L'intento è stato quello di fare un documentario da ridere. Raccontare Ettore Scola – regista, sceneggiatore, disegnatore, umorista, intellettuale, militante – cercando di usare la sua chiave, quella del suo cinema: parlare cioè di cose serie senza farsene accorgere, facendo ridere. Abbiamo voluto raccontare nostro padre unicamente attraverso le interviste che ha rilasciato nel corso della sua vita, i brani dei suoi film, e quello che ci ha voluto dire ‘dal vivo', senza dover ricorrere mai a interviste ad altri che parlino di lui. Una sorta di auto-racconto, che lui mai avrebbe fatto dati la sua timidezza, il pudore e il disagio a parlare di sé, ma che abbiamo potuto fare noi che lo conosciamo abbastanza da poterlo sia celebrare che prendere un po' in giro. A fronteggiarlo al posto nostro c'è un giovane attore e regista, Pierfancesco Diliberto, Pif, che lo accompagna nel percorso che abbiamo tracciato per raccontarlo: un nostro alter ego che a seconda delle necessità fa da intervistatore, narratore, lettore, agiografo, guida, spalla… e all'occorrenza, anche da badante.

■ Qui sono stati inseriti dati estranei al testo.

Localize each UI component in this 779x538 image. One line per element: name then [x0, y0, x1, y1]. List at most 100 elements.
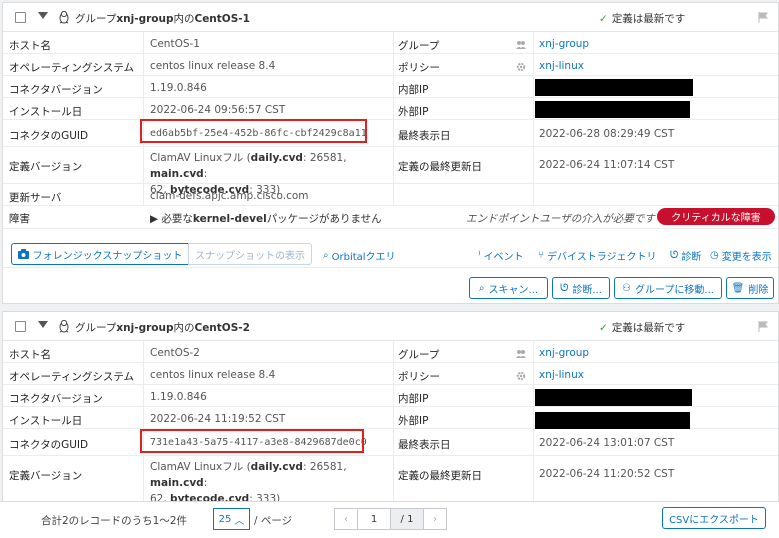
policy-label: ポリシー — [398, 62, 440, 74]
record-title: グループxnj-group内のCentOS-1 — [75, 13, 250, 25]
group-label: グループ — [398, 349, 440, 361]
guid-highlight-box — [140, 429, 364, 453]
collapse-caret-icon[interactable] — [38, 12, 48, 19]
os-label: オペレーティングシステム — [9, 371, 135, 383]
export-csv-button[interactable]: CSVにエクスポート — [662, 507, 766, 529]
scan-button[interactable]: ⌕ スキャン... — [469, 277, 548, 299]
linux-penguin-icon — [59, 319, 69, 333]
hostname-value: CentOS-2 — [150, 347, 200, 359]
last-definition-update-value: 2022-06-24 11:20:52 CST — [539, 468, 675, 480]
collapse-caret-icon[interactable] — [38, 321, 48, 328]
pagination-footer: 合計2のレコードのうち1～2件 25 ︿ / ページ ‹ 1 / 1 › CSVに… — [0, 501, 779, 538]
guid-label: コネクタのGUID — [9, 439, 89, 451]
external-ip-redacted — [535, 101, 690, 118]
policy-label: ポリシー — [398, 371, 440, 383]
clock-icon: ◷ — [710, 250, 719, 261]
check-icon: ✓ — [599, 322, 608, 334]
search-icon: ⌕ — [323, 250, 329, 261]
record-header: グループxnj-group内のCentOS-2 ✓ 定義は最新です — [3, 312, 778, 341]
fault-description[interactable]: ▶ 必要なkernel-develパッケージがありません — [150, 211, 382, 226]
last-definition-update-label: 定義の最終更新日 — [398, 161, 482, 173]
per-page-select[interactable]: 25 ︿ — [213, 508, 250, 530]
install-date-label: インストール日 — [9, 106, 83, 118]
policy-link[interactable]: xnj-linux — [539, 60, 584, 72]
camera-icon — [17, 249, 29, 259]
internal-ip-label: 内部IP — [398, 84, 429, 96]
internal-ip-redacted — [535, 79, 693, 96]
move-to-group-button[interactable]: ⚇ グループに移動... — [614, 277, 722, 299]
internal-ip-label: 内部IP — [398, 393, 429, 405]
next-page-button[interactable]: › — [423, 508, 447, 530]
flag-icon[interactable] — [758, 321, 769, 332]
diagnose-button[interactable]: ᘎ 診断... — [552, 277, 610, 299]
chevron-up-icon: ︿ — [234, 515, 245, 527]
record-title: グループxnj-group内のCentOS-2 — [75, 322, 250, 334]
update-server-label: 更新サーバ — [9, 192, 62, 204]
last-definition-update-label: 定義の最終更新日 — [398, 470, 482, 482]
delete-button[interactable]: 🗑 削除 — [726, 277, 774, 299]
stethoscope-icon: ᘎ — [560, 282, 569, 294]
users-icon: ⚇ — [622, 282, 632, 294]
select-checkbox[interactable] — [15, 321, 26, 332]
group-link[interactable]: xnj-group — [539, 347, 589, 359]
definitions-status: ✓ 定義は最新です — [599, 13, 686, 25]
os-value: centos linux release 8.4 — [150, 369, 276, 381]
fault-label: 障害 — [9, 213, 30, 225]
view-changes-link[interactable]: ◷ 変更を表示 — [710, 248, 772, 263]
definitions-status: ✓ 定義は最新です — [599, 322, 686, 334]
stethoscope-icon: ᘎ — [670, 250, 679, 261]
check-icon: ✓ — [599, 13, 608, 25]
last-definition-update-value: 2022-06-24 11:07:14 CST — [539, 159, 675, 171]
connector-version-label: コネクタバージョン — [9, 84, 103, 96]
computer-record-centos-2: グループxnj-group内のCentOS-2 ✓ 定義は最新です ホスト名 Cen… — [2, 311, 779, 505]
group-link[interactable]: xnj-group — [539, 38, 589, 50]
external-ip-label: 外部IP — [398, 106, 429, 118]
forensic-snapshot-button[interactable]: フォレンジックスナップショット — [11, 243, 189, 265]
hostname-value: CentOS-1 — [150, 38, 200, 50]
last-seen-value: 2022-06-24 13:01:07 CST — [539, 437, 675, 449]
page-total: / 1 — [390, 508, 424, 530]
chevron-right-icon: › — [433, 513, 437, 525]
per-page-label: / ページ — [254, 515, 293, 527]
connector-version-label: コネクタバージョン — [9, 393, 103, 405]
os-label: オペレーティングシステム — [9, 62, 135, 74]
linux-penguin-icon — [59, 10, 69, 24]
view-snapshot-button[interactable]: スナップショットの表示 — [188, 243, 312, 265]
chevron-left-icon: ‹ — [344, 513, 348, 525]
flag-icon[interactable] — [758, 12, 769, 23]
external-ip-redacted — [535, 412, 690, 429]
guid-highlight-box — [140, 119, 367, 143]
install-date-label: インストール日 — [9, 415, 83, 427]
prev-page-button[interactable]: ‹ — [334, 508, 358, 530]
connector-version-value: 1.19.0.846 — [150, 82, 207, 94]
events-icon: ⁾ — [478, 250, 481, 261]
diagnose-link[interactable]: ᘎ 診断 — [670, 248, 701, 263]
install-date-value: 2022-06-24 09:56:57 CST — [150, 104, 286, 116]
update-server-value: clam-defs.apjc.amp.cisco.com — [150, 190, 309, 202]
internal-ip-redacted — [535, 389, 692, 406]
install-date-value: 2022-06-24 11:19:52 CST — [150, 413, 286, 425]
group-users-icon — [516, 41, 526, 49]
select-checkbox[interactable] — [15, 12, 26, 23]
definition-version-label: 定義バージョン — [9, 470, 83, 482]
policy-gear-icon — [516, 62, 526, 72]
os-value: centos linux release 8.4 — [150, 60, 276, 72]
device-trajectory-link[interactable]: ⑂ デバイストラジェクトリ — [538, 248, 657, 263]
expand-arrow-icon: ▶ — [150, 213, 162, 225]
orbital-query-link[interactable]: ⌕ Orbitalクエリ — [323, 248, 396, 263]
guid-label: コネクタのGUID — [9, 130, 89, 142]
critical-fault-badge: クリティカルな障害 — [657, 208, 775, 225]
external-ip-label: 外部IP — [398, 415, 429, 427]
last-seen-value: 2022-06-28 08:29:49 CST — [539, 128, 675, 140]
definition-version-value: ClamAV Linuxフル (daily.cvd: 26581, main.c… — [150, 461, 347, 505]
page-input[interactable]: 1 — [357, 508, 391, 530]
hostname-label: ホスト名 — [9, 40, 51, 52]
computer-record-centos-1: グループxnj-group内のCentOS-1 ✓ 定義は最新です ホスト名 Cen… — [2, 2, 779, 304]
policy-link[interactable]: xnj-linux — [539, 369, 584, 381]
fault-note: エンドポイントユーザの介入が必要です — [466, 213, 655, 225]
hostname-label: ホスト名 — [9, 349, 51, 361]
events-link[interactable]: ⁾ イベント — [478, 248, 523, 263]
policy-gear-icon — [516, 371, 526, 381]
definition-version-label: 定義バージョン — [9, 161, 83, 173]
record-header: グループxnj-group内のCentOS-1 ✓ 定義は最新です — [3, 3, 778, 32]
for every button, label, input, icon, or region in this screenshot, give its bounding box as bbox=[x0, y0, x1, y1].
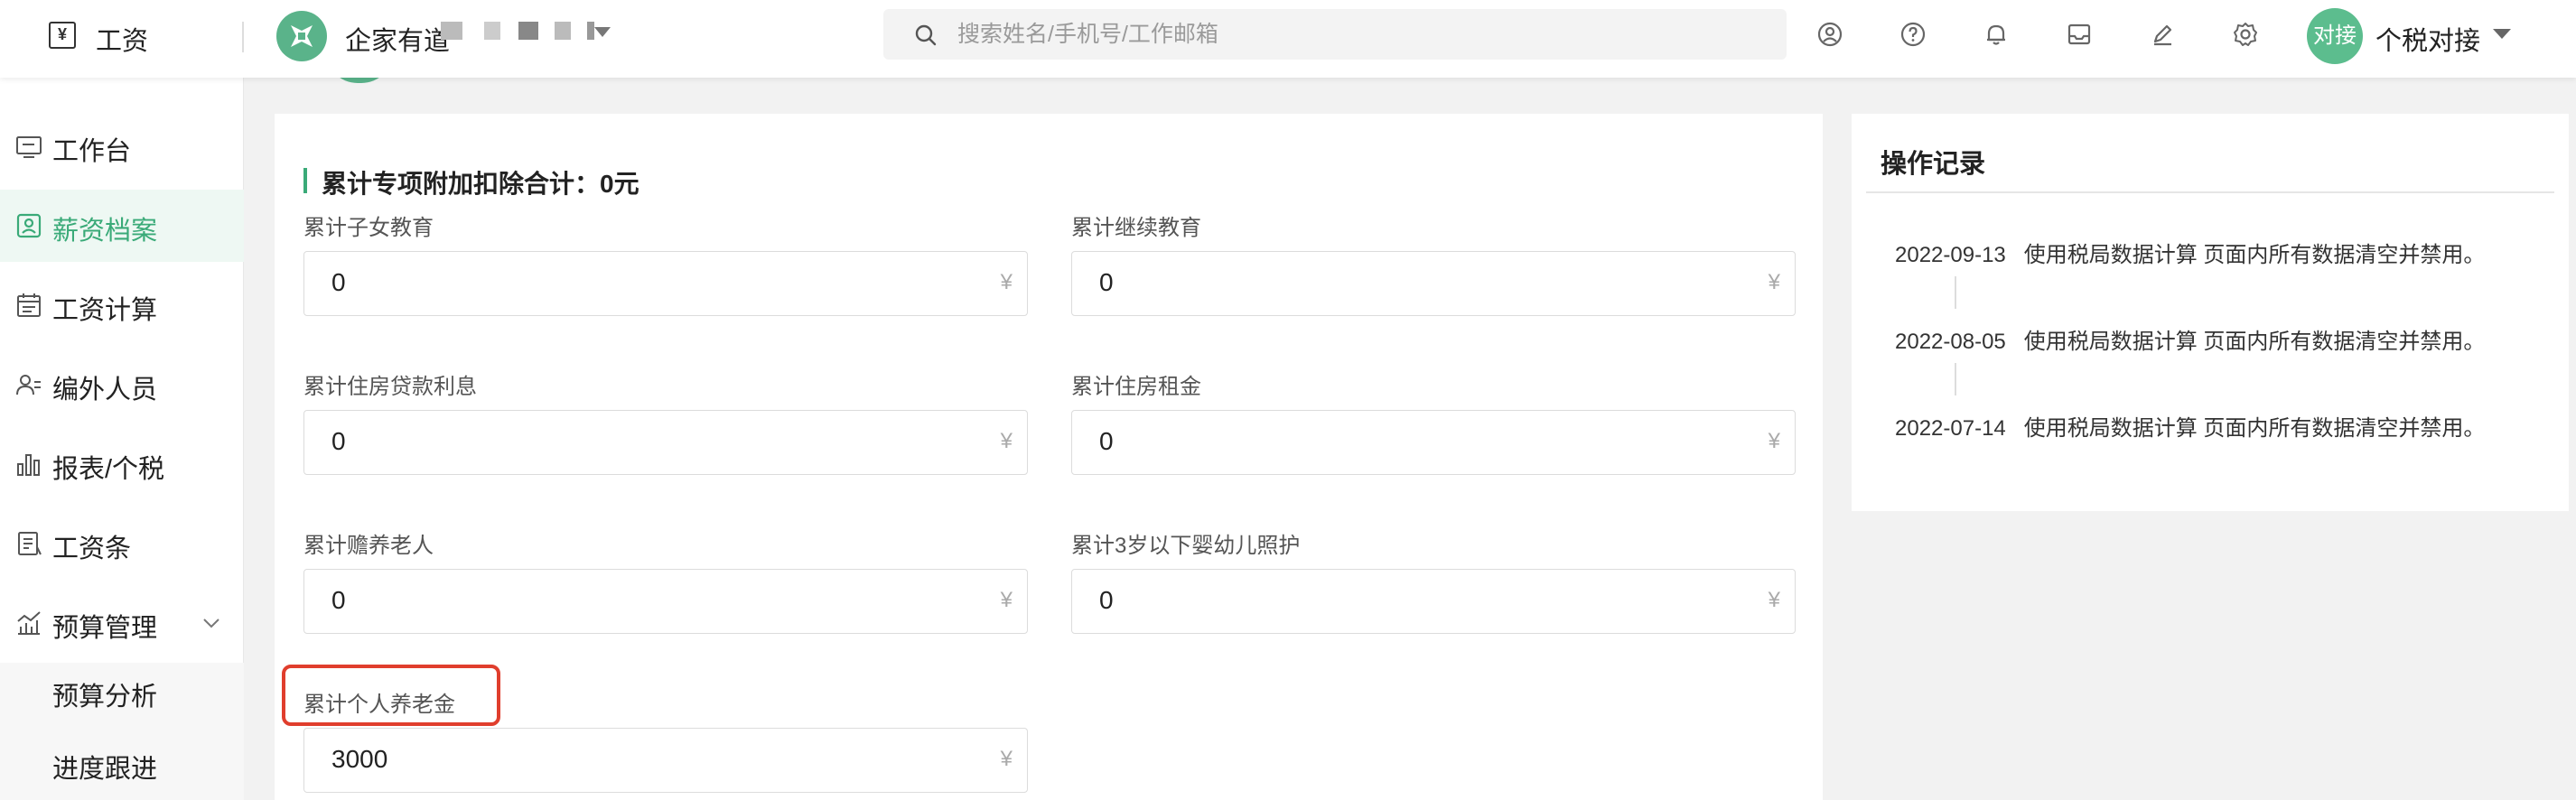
field-label-housing-rent: 累计住房租金 bbox=[1071, 375, 1201, 399]
field-value: 0 bbox=[1099, 268, 1114, 296]
top-divider bbox=[242, 22, 244, 52]
personal-pension-input[interactable]: 3000 ¥ bbox=[303, 728, 1028, 793]
sidebar-subitem-progress-tracking[interactable]: 进度跟进 bbox=[52, 748, 157, 786]
yuan-icon: ¥ bbox=[1000, 588, 1013, 612]
field-value: 0 bbox=[1099, 427, 1114, 455]
sidebar-item-payroll-calculation[interactable]: 工资计算 bbox=[0, 269, 244, 341]
yuan-icon: ¥ bbox=[1768, 270, 1780, 294]
monitor-icon bbox=[16, 136, 42, 158]
housing-loan-interest-input[interactable]: 0 ¥ bbox=[303, 410, 1028, 475]
log-connector bbox=[1955, 276, 1956, 309]
yuan-icon: ¥ bbox=[1000, 429, 1013, 453]
search-box[interactable] bbox=[883, 9, 1787, 60]
infant-care-input[interactable]: 0 ¥ bbox=[1071, 569, 1796, 634]
chevron-down-icon[interactable] bbox=[201, 612, 222, 634]
sidebar-item-budget-management[interactable]: 预算管理 bbox=[0, 587, 244, 659]
log-text: 使用税局数据计算 页面内所有数据清空并禁用。 bbox=[2023, 243, 2486, 267]
company-name[interactable]: 企家有道 bbox=[345, 20, 450, 58]
user-circle-icon[interactable] bbox=[1815, 20, 1844, 49]
sidebar-item-workbench[interactable]: 工作台 bbox=[0, 110, 244, 182]
sidebar-item-label: 编外人员 bbox=[52, 376, 158, 405]
yuan-icon: ¥ bbox=[1768, 588, 1780, 612]
divider bbox=[1866, 191, 2554, 193]
calendar-icon bbox=[17, 293, 41, 317]
gear-icon[interactable] bbox=[2231, 20, 2260, 49]
sidebar: 工作台 薪资档案 工资计算 编外人员 报表/个税 工资条 预算管理 预算分析 进… bbox=[0, 78, 244, 800]
sidebar-item-label: 报表/个税 bbox=[52, 455, 165, 484]
yuan-icon: ¥ bbox=[1000, 270, 1013, 294]
sidebar-item-payslip[interactable]: 工资条 bbox=[0, 507, 244, 580]
sidebar-item-external-staff[interactable]: 编外人员 bbox=[0, 349, 244, 421]
field-label-continuing-education: 累计继续教育 bbox=[1071, 216, 1201, 240]
log-connector bbox=[1955, 363, 1956, 395]
section-title: 累计专项附加扣除合计：0元 bbox=[322, 170, 639, 198]
bar-chart-icon bbox=[17, 454, 40, 476]
field-value: 0 bbox=[331, 268, 346, 296]
search-icon bbox=[915, 24, 937, 46]
sidebar-item-reports-tax[interactable]: 报表/个税 bbox=[0, 428, 244, 500]
avatar[interactable]: 对接 bbox=[2307, 8, 2363, 64]
housing-rent-input[interactable]: 0 ¥ bbox=[1071, 410, 1796, 475]
company-logo[interactable] bbox=[276, 11, 327, 61]
field-label-infant-care: 累计3岁以下婴幼儿照护 bbox=[1071, 534, 1301, 558]
sidebar-item-label: 预算管理 bbox=[52, 614, 158, 643]
log-entry: 2022-07-14 使用税局数据计算 页面内所有数据清空并禁用。 bbox=[1895, 410, 2485, 442]
annotation-highlight bbox=[282, 665, 500, 726]
section-accent-bar bbox=[303, 168, 307, 193]
log-text: 使用税局数据计算 页面内所有数据清空并禁用。 bbox=[2023, 416, 2486, 441]
sidebar-item-label: 薪资档案 bbox=[52, 217, 158, 246]
document-icon bbox=[18, 532, 42, 555]
sidebar-item-label: 工作台 bbox=[52, 137, 132, 166]
yuan-icon: ¥ bbox=[1000, 747, 1013, 771]
company-dropdown-caret-icon[interactable] bbox=[594, 27, 611, 37]
field-value: 0 bbox=[331, 586, 346, 614]
sidebar-item-label: 工资条 bbox=[52, 535, 132, 563]
field-label-housing-loan-interest: 累计住房贷款利息 bbox=[303, 375, 477, 399]
log-date: 2022-08-05 bbox=[1895, 330, 2006, 354]
search-input[interactable] bbox=[957, 16, 1752, 52]
budget-submenu: 预算分析 进度跟进 bbox=[0, 663, 244, 800]
deduction-form-panel: 累计专项附加扣除合计：0元 累计子女教育 0 ¥ 累计继续教育 0 ¥ 累计住房… bbox=[275, 114, 1823, 800]
help-icon[interactable] bbox=[1899, 20, 1927, 49]
top-bar: ¥ 工资 企家有道 搜索姓名/手机号/工作邮箱 对接 个税对接 bbox=[0, 0, 2576, 78]
user-dropdown-caret-icon[interactable] bbox=[2493, 29, 2511, 39]
user-name[interactable]: 个税对接 bbox=[2375, 20, 2480, 58]
people-icon bbox=[16, 375, 41, 395]
log-entry: 2022-08-05 使用税局数据计算 页面内所有数据清空并禁用。 bbox=[1895, 323, 2485, 355]
log-date: 2022-07-14 bbox=[1895, 416, 2006, 441]
continuing-education-input[interactable]: 0 ¥ bbox=[1071, 251, 1796, 316]
operation-log-panel: 操作记录 2022-09-13 使用税局数据计算 页面内所有数据清空并禁用。 20… bbox=[1852, 114, 2569, 511]
log-title: 操作记录 bbox=[1881, 150, 1986, 179]
app-icon[interactable]: ¥ bbox=[49, 22, 76, 49]
inbox-icon[interactable] bbox=[2065, 20, 2094, 49]
profile-icon bbox=[16, 213, 42, 238]
field-value: 0 bbox=[331, 427, 346, 455]
sidebar-subitem-budget-analysis[interactable]: 预算分析 bbox=[52, 675, 157, 713]
edit-icon[interactable] bbox=[2148, 20, 2177, 49]
sidebar-item-salary-profile[interactable]: 薪资档案 bbox=[0, 190, 244, 262]
elderly-support-input[interactable]: 0 ¥ bbox=[303, 569, 1028, 634]
sidebar-item-label: 工资计算 bbox=[52, 296, 158, 325]
field-label-child-education: 累计子女教育 bbox=[303, 216, 434, 240]
bell-icon[interactable] bbox=[1982, 20, 2011, 49]
field-value: 3000 bbox=[331, 745, 388, 773]
log-text: 使用税局数据计算 页面内所有数据清空并禁用。 bbox=[2023, 330, 2486, 354]
yuan-icon: ¥ bbox=[1768, 429, 1780, 453]
log-date: 2022-09-13 bbox=[1895, 243, 2006, 267]
log-entry: 2022-09-13 使用税局数据计算 页面内所有数据清空并禁用。 bbox=[1895, 237, 2485, 268]
trend-chart-icon bbox=[17, 611, 41, 635]
child-education-input[interactable]: 0 ¥ bbox=[303, 251, 1028, 316]
field-label-elderly-support: 累计赡养老人 bbox=[303, 534, 434, 558]
field-value: 0 bbox=[1099, 586, 1114, 614]
app-title[interactable]: 工资 bbox=[96, 20, 148, 58]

Pif: “Sarebbe stato bello se lo avessi conosciuto prima, in piena attività”

Naturalmente, per Pif è stata un’emozione enorme e senza precedenti poter intervistare un pilastro del cinema italiano. Il conduttore, attore e regista de “La mafia uccide solo d’estate”, pluripremiato gioiellino del 2013, ha, infatti, dichiarato:

Quando lo sentivo parlare, ogni tanto, pensavo a quanto sarebbe stato bello se lo avessi conosciuto prima, in piena attività. Io non ho solo una ovvia stima professionale per Scola, ma anche umana. Penso che appartenga ad una generazione che ha fatto resistenza a tutto lo schifo che questo paese abbia mai prodotto. E, quindi, in qualche modo ci abbia salvato. E in più, lo ha fatto col sorriso, come solo i cazzari veri sanno fare. Di quelli che quando li vedi pensi: meno male che almeno ci sono loro, meno male che c’è qualcuno che mi rappresenta. Nel mio piccolo, con tutti i miei limiti intellettuali, vorrei continuare idealmente il loro lavoro.